Taylor - Canine Pet of the Month, July 2020
Taylor is a four-year-old male Pitbull Terrier who has been a patient here his whole life. Taylor has always been a very healthy patient but as he matured through puppyhood, he started developing breathing problems-especially when he exercised or when it was hot. His problems became progressively worse until he was always noisy when he breathed, snored excessively and, when he was excited, made very loud noises. Taylor was tentatively diagnosed with elongate soft palate as his primary problem. Unfortunately, diagnosis requires sedation to examine the back of the throat. The soft palate is the very back of the roof of your mouth. If you run your tongue backward from just behind your upper front teeth, you will feel the palate go from hard to soft. If this tissue is too long it extends into the larynx and interferes with breathing. The only correction of this malady is surgical, though one must be careful not to remove too much tissue which can lead to aspiration problems long term. Taylor’s mom decided that she would have him neutered recently which was the ideal time to examine the back of the throat. Once we confirmed the diagnosis, we were able to remove the excess tissue with our surgical laser. It is the ideal instrument for this as it cauterizes blood vessels to limit bleeding, seals nerve endings to decrease pain and decreases swelling of the tissues. It also does not require sutures to be placed in this difficult to access region. The surgical procedures went well, and Taylor went home that afternoon with improved breathing. After 2 weeks of healing time Taylor was more active and able to breathe much better. His snoring had improved dramatically, and he felt better overall. Because of his amazing improvement, Taylor is AHS’s canine Pet of the Month.
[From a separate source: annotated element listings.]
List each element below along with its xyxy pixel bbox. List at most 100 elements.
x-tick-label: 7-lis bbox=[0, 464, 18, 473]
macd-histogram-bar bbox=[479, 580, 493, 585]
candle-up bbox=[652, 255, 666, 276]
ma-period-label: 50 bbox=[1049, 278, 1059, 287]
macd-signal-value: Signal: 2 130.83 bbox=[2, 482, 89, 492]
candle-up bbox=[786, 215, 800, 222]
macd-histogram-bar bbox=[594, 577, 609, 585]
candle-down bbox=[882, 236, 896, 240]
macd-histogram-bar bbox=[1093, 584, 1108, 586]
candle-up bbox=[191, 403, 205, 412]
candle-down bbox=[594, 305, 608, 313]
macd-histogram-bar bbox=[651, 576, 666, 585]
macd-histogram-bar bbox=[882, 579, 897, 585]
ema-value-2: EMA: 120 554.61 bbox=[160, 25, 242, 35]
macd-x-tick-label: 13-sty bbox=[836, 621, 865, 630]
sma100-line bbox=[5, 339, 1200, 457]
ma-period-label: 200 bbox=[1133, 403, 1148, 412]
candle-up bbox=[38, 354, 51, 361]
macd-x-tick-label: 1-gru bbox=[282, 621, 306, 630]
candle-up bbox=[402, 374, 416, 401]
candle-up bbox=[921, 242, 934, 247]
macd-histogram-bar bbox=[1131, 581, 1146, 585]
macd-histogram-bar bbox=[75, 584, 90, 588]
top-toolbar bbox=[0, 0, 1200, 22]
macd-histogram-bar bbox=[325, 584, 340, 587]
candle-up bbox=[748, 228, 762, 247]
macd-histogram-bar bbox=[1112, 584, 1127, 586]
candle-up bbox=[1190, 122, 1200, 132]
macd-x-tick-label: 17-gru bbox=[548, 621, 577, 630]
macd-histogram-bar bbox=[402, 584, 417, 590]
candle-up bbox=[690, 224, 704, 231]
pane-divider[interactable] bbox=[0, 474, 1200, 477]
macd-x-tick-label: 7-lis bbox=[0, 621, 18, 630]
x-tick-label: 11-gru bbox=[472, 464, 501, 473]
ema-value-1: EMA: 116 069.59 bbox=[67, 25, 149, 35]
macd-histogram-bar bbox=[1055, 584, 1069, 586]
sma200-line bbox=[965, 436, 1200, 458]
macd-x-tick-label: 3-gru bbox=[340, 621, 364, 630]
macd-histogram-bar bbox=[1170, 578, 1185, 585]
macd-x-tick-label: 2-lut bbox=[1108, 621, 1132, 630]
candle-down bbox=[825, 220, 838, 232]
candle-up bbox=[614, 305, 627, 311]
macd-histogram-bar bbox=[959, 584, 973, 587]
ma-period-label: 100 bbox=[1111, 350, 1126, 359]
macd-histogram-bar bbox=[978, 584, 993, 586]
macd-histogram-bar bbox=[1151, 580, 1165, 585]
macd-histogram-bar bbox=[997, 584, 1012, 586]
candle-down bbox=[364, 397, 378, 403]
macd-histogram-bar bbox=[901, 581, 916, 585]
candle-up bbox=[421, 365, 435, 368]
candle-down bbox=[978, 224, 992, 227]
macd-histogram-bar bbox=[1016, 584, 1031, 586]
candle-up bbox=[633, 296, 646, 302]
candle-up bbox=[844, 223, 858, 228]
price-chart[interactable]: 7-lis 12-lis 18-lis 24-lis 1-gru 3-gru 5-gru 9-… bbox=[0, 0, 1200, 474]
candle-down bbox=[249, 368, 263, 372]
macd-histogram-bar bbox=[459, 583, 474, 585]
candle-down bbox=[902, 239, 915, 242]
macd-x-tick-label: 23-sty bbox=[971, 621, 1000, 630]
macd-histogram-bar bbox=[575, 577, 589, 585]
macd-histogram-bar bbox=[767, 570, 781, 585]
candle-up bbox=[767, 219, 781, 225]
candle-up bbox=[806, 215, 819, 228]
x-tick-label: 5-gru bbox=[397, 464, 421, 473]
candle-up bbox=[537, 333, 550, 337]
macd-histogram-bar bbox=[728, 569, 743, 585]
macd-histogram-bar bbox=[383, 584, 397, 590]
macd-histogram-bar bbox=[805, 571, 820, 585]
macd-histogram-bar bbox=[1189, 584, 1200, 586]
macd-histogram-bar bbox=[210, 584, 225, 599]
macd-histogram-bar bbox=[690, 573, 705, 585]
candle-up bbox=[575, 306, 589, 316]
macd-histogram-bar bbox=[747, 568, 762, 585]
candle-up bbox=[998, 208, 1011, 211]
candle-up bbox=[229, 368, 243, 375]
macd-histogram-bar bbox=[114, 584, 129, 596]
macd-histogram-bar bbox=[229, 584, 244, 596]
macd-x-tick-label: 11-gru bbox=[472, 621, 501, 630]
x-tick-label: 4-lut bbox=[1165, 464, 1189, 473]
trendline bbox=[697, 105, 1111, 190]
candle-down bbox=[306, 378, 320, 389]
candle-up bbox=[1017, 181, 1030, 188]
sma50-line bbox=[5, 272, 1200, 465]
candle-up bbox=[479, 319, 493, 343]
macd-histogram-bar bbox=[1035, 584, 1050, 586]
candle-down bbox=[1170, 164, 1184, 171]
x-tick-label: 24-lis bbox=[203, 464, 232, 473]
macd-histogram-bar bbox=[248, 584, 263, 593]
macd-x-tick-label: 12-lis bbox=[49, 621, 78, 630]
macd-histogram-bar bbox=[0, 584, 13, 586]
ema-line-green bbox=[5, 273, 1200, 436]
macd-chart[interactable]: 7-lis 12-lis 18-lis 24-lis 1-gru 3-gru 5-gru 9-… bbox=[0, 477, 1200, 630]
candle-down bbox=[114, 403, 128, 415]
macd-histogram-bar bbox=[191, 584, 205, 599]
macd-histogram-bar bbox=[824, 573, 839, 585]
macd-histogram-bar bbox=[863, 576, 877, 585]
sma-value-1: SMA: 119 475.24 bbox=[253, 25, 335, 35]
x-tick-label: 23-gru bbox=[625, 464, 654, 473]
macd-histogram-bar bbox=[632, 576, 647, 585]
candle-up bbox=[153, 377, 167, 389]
Kirby - Feline Pet of the Month, July 2020
Kirby is a young, neutered male cat. Kirby was boarding while his owner was away, and the kennel staff noticed Kirby urinating outside the litter pan. Kirby very quickly became painful. Kirby was examined and an analysis of his urine was performed, Cystitis and struvite crystals were diagnosed. Kirby was started on pain medication and antibiotics and his diet switched immediately. Male cats are prone to having urinary obstruction and not being able to urinate. This is because they have a very tiny narrow urethra and mucous/crystal plugs can be passed during cystitis. Kirby improved very quickly before this could happen. Often cystitis in cats is related to stress(being away from the home environment), litter box aversion(Kirby’s owner noted he is picky about the litter he uses), and sometimes crystals(excess mineral in the food for some individual cats that come out of solution with very concentrated urine). Kirby went home doing well. He is still on prescription diet to dilute his urine which is very concentrated in most cats. This also keeps struvite crystals dissolved in the urine so that they can be passed and not cause bladder/urethral irritation. Special thanks to the observant kennel staff that prevented Kirby from possibly having a urinary obstruction. Kirby is a sweet kitty and an interesting pet feline Pet of the Month.